Linda Burnip, from Disabled People Against Cuts, said the amount councils were spending on legal advice was "pretty staggering".
"The more they spend on legal costs the less they have to spend on services," she said.
"People are losing free bus passes, being charged for blue badges and housing is becoming a major issue for a lot of disabled people because there is not enough housing that is accessible.
"I think people experiencing cuts find it difficult to understand why so much money is going on legal advice."
'Unpredictable' costs
The BBC asked all councils in the UK for internal and external legal spending figures for the past five years.
Of the 270 councils that provided full details, about a third spent more on external legal advice in 2018-19 than in any of the previous four years.
For some councils, rising legal costs reflected involvement in major infrastructure projects.
South Northamptonshire, for example, has seen its external legal spending rise 233% from £7,877 to £26,302 in the past five years.
This had been partly caused, said a spokesman, by its preparations for the new HS2 high-speed railway between the West Midlands and London, and the development of its Local Plan.
"Some of this can be predicted and some not," he added. "The type and amount of legal advice required in any particular year will depend on the issues that the council is dealing with."
Big spenders
Cornwall Council's external legal spending has risen 147% in five years, from £250,757 to £621,475. The BBC asked the council for an explanation for the rise. The council has declined to answer
Derbyshire County Council's external spending rose from £831,905 five years ago to £2,052,424 in 2018-19. The council said the biggest area of increases had been in children's services, schools and adult social care
Devon County Council reported an external spend increase from £962,721 in 2014-15 to £1,548,363 last year. Two thirds of the spending went on children's services with an increasing amount being spent on the legal costs of partnerships with other organisations
Birmingham City Council spent £2m on outside legal advice last year. The amount spent on personal injury and negligence claims went up from £24,231 in 2015-16 to £131,285 last year
Some of the largest authorities, such as Lancashire County Council and Essex County Council, refused to provide details of their spending, however Essex has increased its legal team from to 33 members of staff in 2008 to 53 a decade later.
Analysis of spending data revealed Essex County Council spent more than £7m with a single law firm - Slaughter and May - in 2018-19.

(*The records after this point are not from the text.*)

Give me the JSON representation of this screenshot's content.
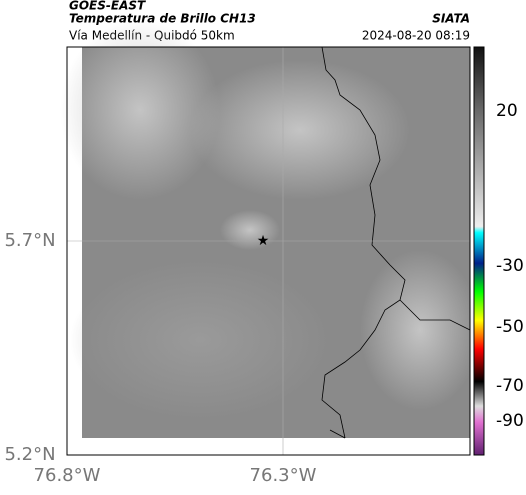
{
  "header": {
    "satellite": "GOES-EAST",
    "product": "Temperatura de Brillo CH13",
    "agency": "SIATA",
    "route": "Vía Medellín - Quibdó 50km",
    "timestamp": "2024-08-20 08:19"
  },
  "axes": {
    "latitude_labels": [
      "5.7°N",
      "5.2°N"
    ],
    "longitude_labels": [
      "76.8°W",
      "76.3°W"
    ]
  },
  "colorbar": {
    "labels": [
      "20",
      "-30",
      "-50",
      "-70",
      "-90"
    ]
  }
}
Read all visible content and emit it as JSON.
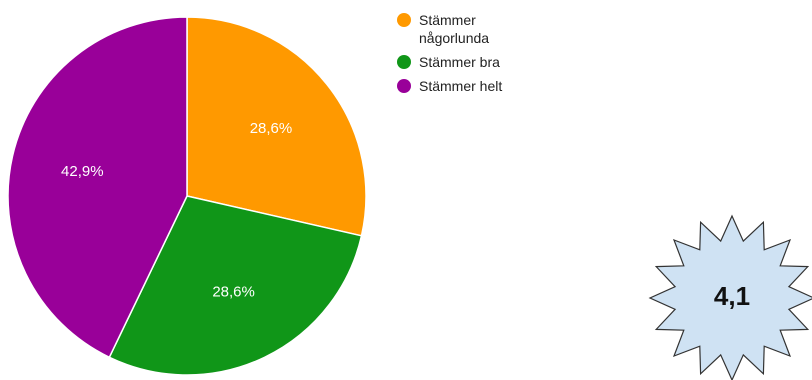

The council would not give details of what the spending was used for, claiming "the cost of external legal advice is commercially sensitive and frequently confidential".
A spokeswoman for the Conservative-controlled authority said it was "currently involved in significant and complex litigation" while also needing legal support in "all aspects" of its work.

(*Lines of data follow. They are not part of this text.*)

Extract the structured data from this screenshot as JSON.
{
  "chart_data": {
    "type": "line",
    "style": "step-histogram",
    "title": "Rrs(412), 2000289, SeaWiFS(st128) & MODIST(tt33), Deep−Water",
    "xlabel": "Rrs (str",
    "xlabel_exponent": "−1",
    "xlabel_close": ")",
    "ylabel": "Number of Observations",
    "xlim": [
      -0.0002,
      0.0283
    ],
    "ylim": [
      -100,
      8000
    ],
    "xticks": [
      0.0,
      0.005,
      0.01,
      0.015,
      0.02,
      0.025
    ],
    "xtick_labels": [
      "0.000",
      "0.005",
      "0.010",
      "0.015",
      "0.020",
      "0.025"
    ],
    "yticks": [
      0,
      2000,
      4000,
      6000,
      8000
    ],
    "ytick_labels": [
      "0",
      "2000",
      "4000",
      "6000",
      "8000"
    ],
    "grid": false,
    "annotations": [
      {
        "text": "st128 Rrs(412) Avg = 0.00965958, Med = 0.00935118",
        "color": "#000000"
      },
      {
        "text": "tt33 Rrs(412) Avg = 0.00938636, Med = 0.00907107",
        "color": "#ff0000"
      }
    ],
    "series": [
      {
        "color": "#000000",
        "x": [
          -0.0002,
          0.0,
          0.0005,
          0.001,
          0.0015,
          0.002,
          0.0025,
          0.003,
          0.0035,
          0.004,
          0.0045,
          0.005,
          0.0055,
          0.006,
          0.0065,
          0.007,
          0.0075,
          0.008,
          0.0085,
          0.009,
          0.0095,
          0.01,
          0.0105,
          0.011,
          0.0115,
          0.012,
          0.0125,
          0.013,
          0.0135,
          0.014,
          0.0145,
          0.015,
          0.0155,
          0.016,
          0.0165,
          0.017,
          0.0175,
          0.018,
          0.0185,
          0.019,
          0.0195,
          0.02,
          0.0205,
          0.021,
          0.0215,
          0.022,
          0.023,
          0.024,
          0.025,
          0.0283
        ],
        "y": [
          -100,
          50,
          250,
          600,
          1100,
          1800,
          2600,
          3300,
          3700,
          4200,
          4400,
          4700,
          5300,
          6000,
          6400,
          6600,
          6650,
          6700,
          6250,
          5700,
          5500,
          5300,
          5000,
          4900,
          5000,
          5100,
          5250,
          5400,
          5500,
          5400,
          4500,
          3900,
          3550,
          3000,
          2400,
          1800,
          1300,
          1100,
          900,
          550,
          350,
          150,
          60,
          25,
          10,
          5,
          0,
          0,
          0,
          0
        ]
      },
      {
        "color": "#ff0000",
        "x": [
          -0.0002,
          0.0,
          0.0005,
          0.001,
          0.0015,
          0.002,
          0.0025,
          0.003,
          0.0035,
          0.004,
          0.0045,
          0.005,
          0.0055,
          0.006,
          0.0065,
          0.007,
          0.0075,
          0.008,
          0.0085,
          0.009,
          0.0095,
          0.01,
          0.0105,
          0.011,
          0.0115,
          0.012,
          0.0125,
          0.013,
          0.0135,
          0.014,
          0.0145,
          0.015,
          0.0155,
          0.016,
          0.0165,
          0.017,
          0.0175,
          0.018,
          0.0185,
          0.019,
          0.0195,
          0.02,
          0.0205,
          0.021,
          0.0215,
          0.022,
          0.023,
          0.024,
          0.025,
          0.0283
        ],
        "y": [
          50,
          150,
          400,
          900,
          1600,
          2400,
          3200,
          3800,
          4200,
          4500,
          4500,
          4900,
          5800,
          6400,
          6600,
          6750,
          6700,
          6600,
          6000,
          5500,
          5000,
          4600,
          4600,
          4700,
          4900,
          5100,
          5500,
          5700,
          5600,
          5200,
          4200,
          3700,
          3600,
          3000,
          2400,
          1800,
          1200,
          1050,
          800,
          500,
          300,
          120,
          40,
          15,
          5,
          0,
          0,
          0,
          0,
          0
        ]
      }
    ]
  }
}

"In all cases, the council will carefully consider the most efficient and effective way of doing this which may involve using its in-house legal service, or engaging external support," she said.
Labour group leader Ivan Henderson said he was "really puzzled and concerned" by the council's refusal to state the amount it spent on in-house lawyers or what the fees discovered by the BBC related to.
"Council taxpayers have a right to know what their money is being used for," he said.
The council recently stepped back from proposals to shut 25 of its 74 libraries. It is now seeking expressions of interest from voluntary groups.
Andy Abbott, from campaign group Save Our Libraries, said: "It does seem fairly extraordinary to be spending something like £7m on one legal company.
"It just seems ridiculous when you think about it. This is the irony of what is going on when you've got austerity.
"You've got a council abandoning their responsibilities to run essential public services and then what happens, because they are not providing those services, they get themselves on the end of legal cases which end up costing far more money."
A spokesman for the LGA said nearly half of councils it surveyed reported "significant recruitment and retention issues when it comes to appointing in-house lawyers".
These difficulties had meant some councils were having to take on locum lawyers or outsource work to external legal firms.
Deborah Evans, chief executive of Lawyers in Local Government, said rising council legal costs were down to recruitment issues in the public sector, major redevelopment projects that needed expert advice and government funding cuts.
She said many councils "really cut back" on the number of lawyers they employed.
"Lawyers are essential to the functioning of a local authority," Ms Evans said. "If there are not sufficient lawyers in house to deal with the work that comes in they then have to look to external firms to plug the gap."
She said councils faced challenges in restructuring services following government funding cuts.
"When a local authority is considering cutbacks, restructuring or changing the way it provides services it needs to get that very experienced external legal advice."